You use the data source to do the initial data extraction from the spreadsheet or database. Although there may be some filtering of information through table selection or SQL expressions, it’s mostly just selection of the information to bring into the staging area. At this point, the next step in the import operation is done with loaders.
Loaders are a set of business rules that identify how the raw data from a data source is to be used. Loaders take the data from the staging area, add timestamps and do other things to prepare it for loading into Discovery, and then load the data.
Loaders prepare the data by doing the following:
identifying a timestamp for the column(s) you specify for referencing the information
You can set the format and granularity of the timestamp. The timestamp lets you view data across different time periods.
converting the information into metrics and dimensions
A metric is any collection or series of numeric data that is a direct numerical measure of some piece of business data. Revenue, expenses, or gross sales by week could all be metrics. Dimensions are a way to classify metrics. For example, if the metric is gross sales by week, the numerical measure is the dollars (the gross sales amount) and a dimension is time (the week).

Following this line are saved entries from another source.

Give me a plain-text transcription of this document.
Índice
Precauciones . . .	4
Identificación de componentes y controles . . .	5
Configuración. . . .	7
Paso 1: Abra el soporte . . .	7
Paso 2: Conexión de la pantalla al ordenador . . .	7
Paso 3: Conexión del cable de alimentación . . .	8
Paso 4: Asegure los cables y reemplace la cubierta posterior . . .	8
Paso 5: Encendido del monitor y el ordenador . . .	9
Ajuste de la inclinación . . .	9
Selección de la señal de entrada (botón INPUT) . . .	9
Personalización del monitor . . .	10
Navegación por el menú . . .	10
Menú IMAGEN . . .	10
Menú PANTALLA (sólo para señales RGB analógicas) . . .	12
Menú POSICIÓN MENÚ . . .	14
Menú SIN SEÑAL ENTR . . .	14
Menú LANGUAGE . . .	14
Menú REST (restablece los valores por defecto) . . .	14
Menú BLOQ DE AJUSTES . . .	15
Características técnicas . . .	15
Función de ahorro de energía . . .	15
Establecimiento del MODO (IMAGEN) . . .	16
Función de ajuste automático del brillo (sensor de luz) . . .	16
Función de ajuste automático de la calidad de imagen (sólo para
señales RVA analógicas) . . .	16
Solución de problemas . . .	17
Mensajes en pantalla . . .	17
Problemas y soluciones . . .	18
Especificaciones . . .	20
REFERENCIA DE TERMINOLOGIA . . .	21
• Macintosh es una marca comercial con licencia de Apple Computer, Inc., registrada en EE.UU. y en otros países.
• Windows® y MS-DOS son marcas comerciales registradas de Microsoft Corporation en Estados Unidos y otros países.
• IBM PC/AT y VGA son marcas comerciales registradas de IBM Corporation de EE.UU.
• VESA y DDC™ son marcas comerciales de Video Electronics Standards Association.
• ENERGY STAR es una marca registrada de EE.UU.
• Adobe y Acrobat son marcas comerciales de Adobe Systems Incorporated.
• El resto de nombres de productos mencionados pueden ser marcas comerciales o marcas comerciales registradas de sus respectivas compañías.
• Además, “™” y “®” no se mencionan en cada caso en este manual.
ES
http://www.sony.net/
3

For a given measure, you may also want to see the values across different hierarchies within a dimension. For example, you could look at the gross sales by day, week, or month. Making the association of a measure with a specific hierarchical level within a dimension is the granularity of the metric. As another example, you could have a metric for products sold. The measure would be the count of products sold. An associated dimension called Region could have values of North, South, East, and West, showing the region in which the products were sold. A second dimension might be Warehouse, identifying the warehouse from which the product was shipped.
applying SQL calculations and filters
You can use SQL to create calculations and filter conditions, such as filtering rows based on product category.
You can run a loader manually from the Loader screen or you can run a loader as part of a task.
Although you can set up multiple data sources that use the same spreadsheet or database, best practice is to create a single data source, import the data once to the staging area, then have multiple loaders take what they require for their specific needs. (You might need to use multiple data sources for the same external source if you need to specify different and incompatible data import filters. However, it’s still generally better to import the union of all the data you need to the staging area and then use filters on the loaders to extract the specific sets of data you need to use.)